Hedge funds are a mixed bag

Recent movements within the hedge fund industry are sending mixed messages about the health of a financial sector that has been critical to the recent success of the Yale endowment.

Hedge funds on average have not been a better investment than the stock market for the past two years, Reuters reported on Tuesday. But Fortress Investment Group LLC, a major hedge fund and private equity management company that has invested some of Yale’s money, announced last Wednesday that it will be going public. The offer will make Fortress the first publicly-held alternative assets management company in the United States, a move that some Yale professors said may indicate that some hedge funds are still going strong. Professors and industry analysts said that despite waning profits for the industry at large, Yale should still expect to see good returns because of Chief Investment Officer David Swensen’s renowned expertise.

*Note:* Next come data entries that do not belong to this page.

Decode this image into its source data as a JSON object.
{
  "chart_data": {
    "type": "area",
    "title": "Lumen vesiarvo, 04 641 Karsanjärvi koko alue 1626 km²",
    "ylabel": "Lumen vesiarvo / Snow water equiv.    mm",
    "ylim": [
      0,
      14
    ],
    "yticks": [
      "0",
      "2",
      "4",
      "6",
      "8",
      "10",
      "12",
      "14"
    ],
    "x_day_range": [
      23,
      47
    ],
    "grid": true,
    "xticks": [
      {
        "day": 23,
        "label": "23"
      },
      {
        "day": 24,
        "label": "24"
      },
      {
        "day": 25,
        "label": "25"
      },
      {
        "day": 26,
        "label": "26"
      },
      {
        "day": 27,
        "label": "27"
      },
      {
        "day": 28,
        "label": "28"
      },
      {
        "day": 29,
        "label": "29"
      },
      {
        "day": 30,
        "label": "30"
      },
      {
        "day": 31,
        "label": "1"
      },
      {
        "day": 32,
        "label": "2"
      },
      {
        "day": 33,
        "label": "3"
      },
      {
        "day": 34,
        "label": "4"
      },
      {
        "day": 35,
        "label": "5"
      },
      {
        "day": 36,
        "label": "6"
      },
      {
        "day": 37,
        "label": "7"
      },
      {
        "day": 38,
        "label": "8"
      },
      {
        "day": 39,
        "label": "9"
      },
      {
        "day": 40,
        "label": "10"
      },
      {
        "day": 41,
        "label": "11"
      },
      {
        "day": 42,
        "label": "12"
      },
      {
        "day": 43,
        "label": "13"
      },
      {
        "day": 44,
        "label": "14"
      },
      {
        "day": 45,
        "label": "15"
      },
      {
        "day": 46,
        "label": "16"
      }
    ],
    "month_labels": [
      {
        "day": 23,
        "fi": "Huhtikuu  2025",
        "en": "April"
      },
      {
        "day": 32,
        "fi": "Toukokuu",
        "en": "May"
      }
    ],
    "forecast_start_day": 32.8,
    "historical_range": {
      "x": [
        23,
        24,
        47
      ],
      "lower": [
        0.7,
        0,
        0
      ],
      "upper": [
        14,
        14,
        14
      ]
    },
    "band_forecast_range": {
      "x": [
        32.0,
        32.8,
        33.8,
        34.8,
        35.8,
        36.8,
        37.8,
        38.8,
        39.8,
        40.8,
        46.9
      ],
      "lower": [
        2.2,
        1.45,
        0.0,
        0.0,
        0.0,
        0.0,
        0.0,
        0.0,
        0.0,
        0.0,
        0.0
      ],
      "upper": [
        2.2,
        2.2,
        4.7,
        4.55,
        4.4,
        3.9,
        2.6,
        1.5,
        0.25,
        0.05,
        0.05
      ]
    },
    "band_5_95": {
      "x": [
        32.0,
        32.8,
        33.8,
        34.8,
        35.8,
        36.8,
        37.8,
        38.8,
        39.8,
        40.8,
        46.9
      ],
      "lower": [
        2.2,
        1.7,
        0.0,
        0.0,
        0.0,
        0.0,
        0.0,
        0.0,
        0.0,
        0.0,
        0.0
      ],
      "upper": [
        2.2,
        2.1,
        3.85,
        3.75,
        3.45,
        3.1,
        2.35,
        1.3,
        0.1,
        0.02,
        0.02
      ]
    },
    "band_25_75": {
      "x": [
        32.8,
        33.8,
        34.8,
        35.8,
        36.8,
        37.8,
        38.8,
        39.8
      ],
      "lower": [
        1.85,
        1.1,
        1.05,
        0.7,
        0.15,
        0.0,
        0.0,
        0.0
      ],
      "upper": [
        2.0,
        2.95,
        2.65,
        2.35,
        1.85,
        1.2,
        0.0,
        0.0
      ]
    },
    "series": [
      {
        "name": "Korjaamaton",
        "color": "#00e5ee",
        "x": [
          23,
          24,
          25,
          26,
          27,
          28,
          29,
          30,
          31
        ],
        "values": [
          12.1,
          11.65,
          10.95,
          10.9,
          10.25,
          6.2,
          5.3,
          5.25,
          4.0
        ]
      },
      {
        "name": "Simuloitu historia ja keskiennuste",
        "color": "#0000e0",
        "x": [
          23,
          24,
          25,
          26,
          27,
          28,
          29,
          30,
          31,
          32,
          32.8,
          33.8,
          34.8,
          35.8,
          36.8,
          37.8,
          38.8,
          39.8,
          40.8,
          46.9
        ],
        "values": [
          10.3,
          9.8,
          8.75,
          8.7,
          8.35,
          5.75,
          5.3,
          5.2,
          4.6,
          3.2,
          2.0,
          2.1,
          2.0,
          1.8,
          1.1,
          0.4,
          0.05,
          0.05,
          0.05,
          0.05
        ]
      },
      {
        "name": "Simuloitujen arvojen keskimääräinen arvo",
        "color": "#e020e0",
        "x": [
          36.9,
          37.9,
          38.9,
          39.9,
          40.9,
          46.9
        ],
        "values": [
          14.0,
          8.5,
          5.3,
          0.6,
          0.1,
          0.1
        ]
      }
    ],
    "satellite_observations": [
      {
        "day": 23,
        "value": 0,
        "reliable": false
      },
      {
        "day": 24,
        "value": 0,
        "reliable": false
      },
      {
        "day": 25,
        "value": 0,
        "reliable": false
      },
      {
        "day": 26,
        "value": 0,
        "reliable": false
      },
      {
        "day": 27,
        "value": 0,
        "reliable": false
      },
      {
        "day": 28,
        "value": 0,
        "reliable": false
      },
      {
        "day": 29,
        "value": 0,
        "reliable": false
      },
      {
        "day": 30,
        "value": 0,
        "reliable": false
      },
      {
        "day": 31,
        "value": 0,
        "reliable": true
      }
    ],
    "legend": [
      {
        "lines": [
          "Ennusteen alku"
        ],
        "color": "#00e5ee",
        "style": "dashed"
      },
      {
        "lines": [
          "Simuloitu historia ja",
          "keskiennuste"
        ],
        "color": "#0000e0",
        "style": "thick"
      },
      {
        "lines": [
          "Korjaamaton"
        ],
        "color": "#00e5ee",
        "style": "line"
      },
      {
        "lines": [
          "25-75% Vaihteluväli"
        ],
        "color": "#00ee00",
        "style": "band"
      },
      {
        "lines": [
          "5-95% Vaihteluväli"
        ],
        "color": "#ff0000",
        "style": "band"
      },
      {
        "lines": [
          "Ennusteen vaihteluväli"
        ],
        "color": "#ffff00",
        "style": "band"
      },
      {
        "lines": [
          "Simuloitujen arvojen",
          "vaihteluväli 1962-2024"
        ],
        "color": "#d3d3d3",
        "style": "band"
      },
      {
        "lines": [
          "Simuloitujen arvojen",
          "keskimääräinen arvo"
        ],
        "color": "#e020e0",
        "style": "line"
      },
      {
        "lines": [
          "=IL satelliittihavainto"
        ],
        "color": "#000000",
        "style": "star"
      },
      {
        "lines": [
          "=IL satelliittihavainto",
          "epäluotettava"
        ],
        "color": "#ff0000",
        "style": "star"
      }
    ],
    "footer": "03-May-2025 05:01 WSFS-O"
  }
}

Hedge fund returns have been lagging nationwide over the last year, said Yale finance professor K. Geert Rouwenhorst, who also chairs the University’s Advisory Committee on Investor Responsibility. But Charles Davidson — a director at Standard & Poor’s, which tracks investment activity — said the funds have been making gains lately.

Endowment consultant Richard Anderson said that with so much money invested in hedge funds worldwide — about $1.5 trillion in 8,000 funds — some investors will have poor returns. But, he said, Yale should be able to pick strong fund managers, as it has in the past, even with the deteriorating climate.

“The biggest [university endowments] are the smartest,” Anderson said. “I’m pretty confident that they will make money.”

Hedge funds are pooled investments that profit from market inefficiencies and are only open to high-net worth individuals and institutions. Private equity, a class separate from hedge funds, includes the purchasing of entire companies and venture capital endeavors. When Fortress goes public, its stockholders will be investing in the management fees the company charges for running its hedge and private equity funds. Access to the funds themselves will remain private.

While there is no indication that Yale invests in Fortress’ hedge fund component specifically, it has invested in the group’s private equity arm. Both the Investments Office and Fortress declined to comment, but public minutes from the Oregon Investment Council indicate that as of March 23, 2005, Yale had invested in one of Fortress’s private equity funds. Ron Schmitz, director of investments for the Oregon State Treasury, said that as of March 2005, Yale invested in a Fortress fund that specializes in real estate deals.

Although Reuters reported that hedge funds have performed worse than the S&P 500 in the first 10 months of 2006, not every hedge fund may be falling behind. Rouwenhorst said companies normally only become public when they are profitable, though he said he is not familiar with Fortress’s situation.

“Typically, if you’re not doing well, it’s not a very good time to go public,” Rouwenhorst said.

As the industry continues to grow, fund managers will have to be more creative to compete, said David DeRosa, Yale finance professor and president of DeRosa Research and Trading, an economic research and consulting company.

“I don’t expect someone who’s doing the same thing year in and year out to have superior risk-adjusted profits,” he said. “The market will catch up with them.”

Yale has diversified into atypical investments to boost its endowment — which reached $18 billion last year, up from $4 billion in 1995. In 1990, Yale became the first institutional investor to introduce “absolute returns,” a category that includes hedge funds, as a formal subset of the University’s investments. Initially comprising 15 percent of the endowment, the class has risen to about 25 percent.

Hedge funds are not the best-performing asset class among Yale’s investments. They have returned an average of 12.7 percent a year since 1990, but private equity returned an average of 31 percent per year since 1973, according to 2005 figures from the Investments Office. The last 10 years have seen 39.5 percent average annual returns on private equity investments.

The Yale endowment was one of the first academic institutions to enter private equity, investing in leveraged buyouts in 1973 and then in venture capital in 1976. As of 2005, 17 percent of the endowment is composed of private equity holdings, nearly triple the 6.1 percent average of all educational institutions. Anderson said high profits from private equity investments contributed strongly to Yale’s outstanding 22.9 percent return on its investments this year.

Fortress manages $13.6 billion in private equity funds and $9.4 billion in hedge funds, according to its Web site. According to HedgeFund Intelligence, 65 American hedge funds hold assets over $5 billion as of September 2005.